U.S. safe from overseas deflation for now

The selling pressure which hit stocks and bonds in June left the U.S. retail economy unscathed.  

Among the individual corporate stock components of the New Economy Index (NEI), which measures the real-time strength of the economy, only Wal-Mart (WMT) took a sizable tumble in June.  Monster Worldwide (MWW), the jobs component of the NEI, also plunged last month but its stock price accounts for only a small amount of the index.

Meanwhile Amazon (AMZN), EBay (EBAY) and FedEx (FDX) – the other important components of the index – are in varying degrees of health or recovery.  The signals reflected in the stock price performance of these three stocks alone are worth a hundred conventional economic indicators of the type relied on by mainstream economists. 

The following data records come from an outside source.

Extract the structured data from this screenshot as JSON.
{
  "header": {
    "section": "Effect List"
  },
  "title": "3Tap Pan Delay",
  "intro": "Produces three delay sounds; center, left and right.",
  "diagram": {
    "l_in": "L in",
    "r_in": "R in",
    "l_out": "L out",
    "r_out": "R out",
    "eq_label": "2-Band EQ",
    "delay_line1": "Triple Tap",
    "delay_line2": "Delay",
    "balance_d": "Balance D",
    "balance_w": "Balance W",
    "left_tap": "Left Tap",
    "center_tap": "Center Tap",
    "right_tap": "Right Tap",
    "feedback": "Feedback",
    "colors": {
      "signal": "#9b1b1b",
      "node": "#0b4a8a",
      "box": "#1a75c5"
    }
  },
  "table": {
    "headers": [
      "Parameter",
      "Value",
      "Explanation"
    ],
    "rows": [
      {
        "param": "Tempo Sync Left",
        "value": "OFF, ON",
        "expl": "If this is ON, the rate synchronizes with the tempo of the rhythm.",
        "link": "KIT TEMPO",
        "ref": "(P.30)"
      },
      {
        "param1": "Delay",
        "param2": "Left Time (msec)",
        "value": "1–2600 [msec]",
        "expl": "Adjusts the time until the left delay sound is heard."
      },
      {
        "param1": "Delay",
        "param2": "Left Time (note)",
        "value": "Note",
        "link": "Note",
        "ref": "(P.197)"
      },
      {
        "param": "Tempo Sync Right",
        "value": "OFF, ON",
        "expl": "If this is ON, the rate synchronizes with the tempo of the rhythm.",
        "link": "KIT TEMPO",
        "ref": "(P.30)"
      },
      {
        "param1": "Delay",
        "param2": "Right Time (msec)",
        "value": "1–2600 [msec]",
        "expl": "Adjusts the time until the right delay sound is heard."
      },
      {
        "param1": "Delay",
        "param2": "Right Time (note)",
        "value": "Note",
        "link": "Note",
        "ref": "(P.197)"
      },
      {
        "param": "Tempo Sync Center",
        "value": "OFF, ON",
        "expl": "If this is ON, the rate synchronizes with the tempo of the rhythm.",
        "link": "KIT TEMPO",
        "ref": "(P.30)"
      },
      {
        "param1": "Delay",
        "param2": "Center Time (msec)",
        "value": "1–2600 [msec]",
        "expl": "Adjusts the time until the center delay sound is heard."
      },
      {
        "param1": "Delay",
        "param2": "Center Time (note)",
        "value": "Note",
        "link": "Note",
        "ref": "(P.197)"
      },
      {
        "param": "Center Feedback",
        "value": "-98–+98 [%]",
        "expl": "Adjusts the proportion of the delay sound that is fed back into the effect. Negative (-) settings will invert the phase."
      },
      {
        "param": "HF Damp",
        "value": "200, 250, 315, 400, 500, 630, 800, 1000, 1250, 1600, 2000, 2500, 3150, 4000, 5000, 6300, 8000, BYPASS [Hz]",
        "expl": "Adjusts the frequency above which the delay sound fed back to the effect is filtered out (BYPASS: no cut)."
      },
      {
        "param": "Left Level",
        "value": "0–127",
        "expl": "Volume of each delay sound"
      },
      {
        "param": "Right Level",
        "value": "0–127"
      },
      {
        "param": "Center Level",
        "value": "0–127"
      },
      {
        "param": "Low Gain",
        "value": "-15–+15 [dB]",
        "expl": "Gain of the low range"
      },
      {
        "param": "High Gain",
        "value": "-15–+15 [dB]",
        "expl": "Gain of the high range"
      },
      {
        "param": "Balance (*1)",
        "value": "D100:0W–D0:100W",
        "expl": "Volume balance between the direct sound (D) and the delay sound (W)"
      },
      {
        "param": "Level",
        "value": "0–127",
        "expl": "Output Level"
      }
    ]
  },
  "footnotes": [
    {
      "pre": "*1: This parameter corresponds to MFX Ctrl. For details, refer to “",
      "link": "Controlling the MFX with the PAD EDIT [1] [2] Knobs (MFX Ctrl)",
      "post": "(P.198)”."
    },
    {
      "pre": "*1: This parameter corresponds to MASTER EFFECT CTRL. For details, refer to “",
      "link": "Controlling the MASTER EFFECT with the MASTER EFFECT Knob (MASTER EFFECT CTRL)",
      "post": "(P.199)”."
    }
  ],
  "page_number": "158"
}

The NEI reading for last week was in line with the reading of recent weeks, viz. the NEI is still holding on above its 12-week and 20-week moving averages.  The interim uptrend for the index remains intact (below), therefore we still have a confirmed “buy” signal for the U.S. economy. 

Deflationary pressure is expected to resurface as we head closer to the final “hard down” phase of the long-term Kress cycle in 2014, but for now those pressures are confined mainly to Europe and Asia and haven’t yet appeared in the U.S.  The domestic retail economy, along with the consumer spending that supports it, is still firm.